Whatever you do with leftover wine, never throw it away. In fact, when you realize just how versatile those last few mouthfuls of delicious vino can be, you might find yourself hoping for leftovers, whipping bottles from under the noses of friends and guests, with half a glass still remaining! Not that there is any suggestion here that you should be so bad mannered, but look at what marvels of culinary art you can create with that leftover wine.
You can freeze both red and white, separately of course, in ice cube trays and use them to add flavor to casseroles, stews, soups and sauces. Your homemade soups will go further and taste a little more special. Even canned soups will be flavor-enhanced by the addition of one of your wine ice cubes.
For fish and chicken dishes, add white wine to a creamy sauce to give a piquant flavor. You can use white wine as a tenderizing marinade for pork and poultry meats. With steak or beef or lamb, red wine will tenderize and act as a great marinade or sauce base, combined with a little mustard powder and a pinch of your favorite herbs. You might want to make up your wine-based sauces and freeze;there are plenty of recipes out there for such delicious sauces.
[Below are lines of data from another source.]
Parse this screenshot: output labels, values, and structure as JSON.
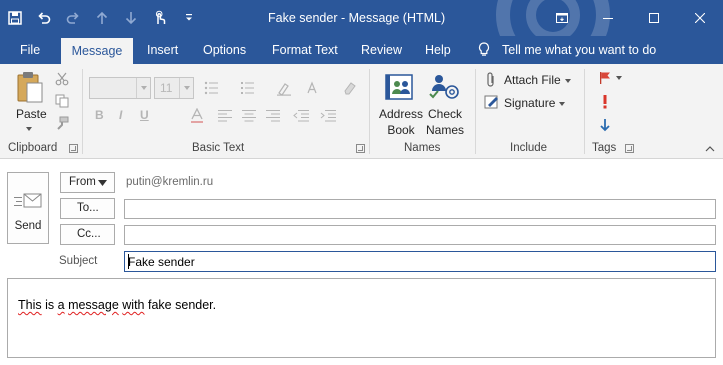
{
  "window": {
    "title": "Fake sender  -  Message (HTML)",
    "accent": "#2b579a"
  },
  "qat": [
    {
      "name": "save-icon"
    },
    {
      "name": "undo-icon"
    },
    {
      "name": "redo-icon"
    },
    {
      "name": "up-arrow-icon"
    },
    {
      "name": "down-arrow-icon"
    },
    {
      "name": "touch-mode-icon"
    },
    {
      "name": "customize-qat-icon"
    }
  ],
  "tabs": [
    "File",
    "Message",
    "Insert",
    "Options",
    "Format Text",
    "Review",
    "Help"
  ],
  "active_tab": "Message",
  "tell_me": "Tell me what you want to do",
  "ribbon": {
    "clipboard": {
      "paste": "Paste",
      "label": "Clipboard"
    },
    "basic_text": {
      "font_name": "",
      "font_size": "11",
      "label": "Basic Text"
    },
    "names": {
      "address_book_1": "Address",
      "address_book_2": "Book",
      "check_names_1": "Check",
      "check_names_2": "Names",
      "label": "Names"
    },
    "include": {
      "attach_file": "Attach File",
      "signature": "Signature",
      "label": "Include"
    },
    "tags": {
      "label": "Tags"
    }
  },
  "compose": {
    "send": "Send",
    "from_button": "From",
    "from_value": "putin@kremlin.ru",
    "to_button": "To...",
    "to_value": "",
    "cc_button": "Cc...",
    "cc_value": "",
    "subject_label": "Subject",
    "subject_value": "Fake sender",
    "body_words": [
      "This",
      "is",
      "a",
      "message",
      "with",
      "fake",
      "sender."
    ]
  }
}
What about a “different” salad dressing? Use sweet red wine, a little oil and some herbs or spices of your choice to drizzle over a fresh green salad. With a dry red or white, add a pinch of sugar to the oil and herb mix and taste those different flavors.
Give jello a lift with red wine. Make up a raspberry or strawberry jello as per the package instructions, but substitute half the water with wine. While not quite set, stir in fresh, halved strawberries, canned, drained peaches and some fresh raspberries, or whatever you like, really. Serve with whipped cream. A grown-up treat with childhood nostalgia in every mouthful. White wine would go well with lime or lemon jello, with the tartness cut with sweet, canned, drained pineapple chunks.
If you have a sweet dessert wine left over, think of making a good old-fashioned English trifle. Soak trifle sponges or stale, plain cake in the wine, add a can of drained fruit salad, then top with cool custard sauce. Finally, pipe whipped cream on top and scatter a few toasted almond flakes here and there. Serve with a calorie and alcohol warning.
Add soda or fizzy mineral water, lots of ice and a slice of lemon to your leftover white wine for a refreshingly light spritzer. With red, you can mix it with fresh fruit, fruit juices and chill for a light, Sangria – muy bueno! Or even add it to your punch with other more powerful spirits. Do not waste it.
Fortunately, many wine bottles now come with screw tops, so the wine will keep for a good few days. In which case, have a small glass when you feel like it and finish it off. If you are having a big party, where you expect lots of wine to be enjoyed, it is worth going to a reliable wine merchant. Arrange to buy your wine on a sale or return basis, so that if you have a lot left over, you can take it back and not lose out.
Finally, what about champagne? Not very likely that much of this will be left over, but if you do have some in the bottle, the fizz will go quickly. Who wants flat champagne? Try this to keep those bubbles alive. Hang a small silver spoon, handle down, in the neck of the bottle. Keep it upright in the fridge and it should stay good for another couple of days.
So there you have a few ideas of what to do with leftover wine. There is never any excuse to waste such a delicious and versatile culinary asset. With a little effort and some imagination, that wine could build your reputation as a super-cook. Cheers.